Advice on Addressing Customer Satisfaction

Merchant Warehouse |

December 10, 2010

Customer satisfaction is essential to the success of every business. No matter what your product or service, no matter who your clients are, satisfying them and keeping them happy remains key to profit and growth. It was not for nothing that Ford Motors used “Quality is Job 1″ for many years. The company’s consumer research concluded that build quality was the best way to satisfy its customers.

How many of us have suffered at the hands of a surly employee or an unpleasant company representative? How many stories have been told about various businesses that wouldn’t spend the few seconds necessary to pleasantly address a customer’s complaint? How many times have people made statements to the effect that, if someone had taken a few seconds longer to handle an issue pleasantly, customers would have remained loyal instead of taking their business elsewhere?

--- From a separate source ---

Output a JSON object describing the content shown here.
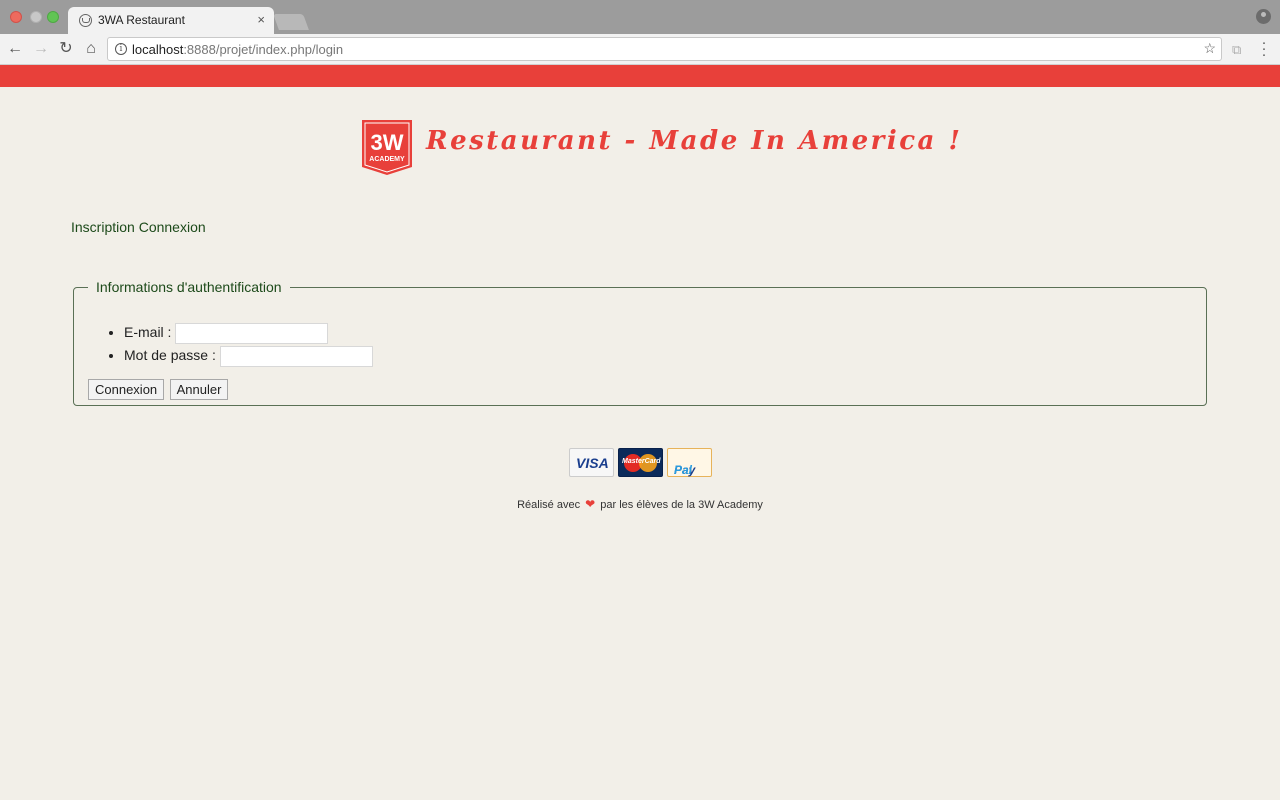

Whether businesses are experiencing years of massive growth, or a one-time rapid expansion, one of the areas that always suffers is customer service. As businesses grow they get so consumed with handling the needs of new customers that the disputes, complaints and problems of existing customers get low-priority treatment. Overall customer satisfaction suffers.

However, once growth rates slow down, the competition levels out and the playing field shifts. Businesses now change their focus to attracting new customers from their competitors and keeping their existing customers loyal. And one of the ways this plan is best enacted is by enhancing customer satisfaction.

You have likely seen overnight changes taking place in some of the growing, prospering retail establishments you frequent. Instead of one beleaguered employee who shifts her duties between inventory control and customer satisfaction, there are now two employees handling complaints – and that is their only job. Airlines that have historically treated their passengers like cattle are suddenly treating their economy flyers like first-class passengers.

The Internet has been called the great leveller of the playing field for new businesses, because new and innovative products and services can gain access to millions of people quickly and easily. And while it can be argued that the failure rate of businesses on the Internet is influenced by funding, business models and marketing plans – just like brick and mortar businesses – the World Wide Web absolutely requires of new businesses that they maintain high levels of customer satisfaction right from the launch.

Customer satisfaction on the Internet remains the number one priority for all new ventures for a variety of reasons. To begin with, the most attractive feature of the Internet is the ease it offers people. Many of the things they used to do outside the home, they can now do in the comfort of their own living rooms. The Internet has made it unnecessary to shop in retail stores, visit libraries and do a whole host of other errands that used to require a short trip.

The internet has a downside, of course. Many people simply don’t trust the impersonal nature of handling important tasks on their computer. This stigma is overcome by a concerted effort to make people comfortable shopping and doing other things online. In other words, customer satisfaction.

Once the initial resistance is overcome, customers will either revert to their pre-Internet shopping routines or, worse, search for competitors’ websites and shift to them if their first experience was unsatisfactory. And this means that beyond the price of the items or services they purchased, all other aspects of the exchange have to have been satisfactory.

The shipping has to be professional and timely. The product has to have been represented accurately. And any issues, complaints or questions about the service must be addressed quickly, pleasantly and professionally by the website or the company has not only lost a customer, they’ve probably encouraged her to post a negative comment on some consumer blog. There are numerous such blogs that collect and distribute data on customer satisfaction.

The Internet, the great leveller of the playing field for businesses, also levels it for customers who can find any number of places to post negative web experiences and get their stories heard. Smart website operators know this, and it means that customer satisfaction is a top priority, wherever the customer interaction occurs.

On the Internet the customer is always right, even more so than in the real world, and that remains a top attraction for new online customers. Ensuring their satisfaction is, in fact, the primary means of engendering your customers’ loyalty.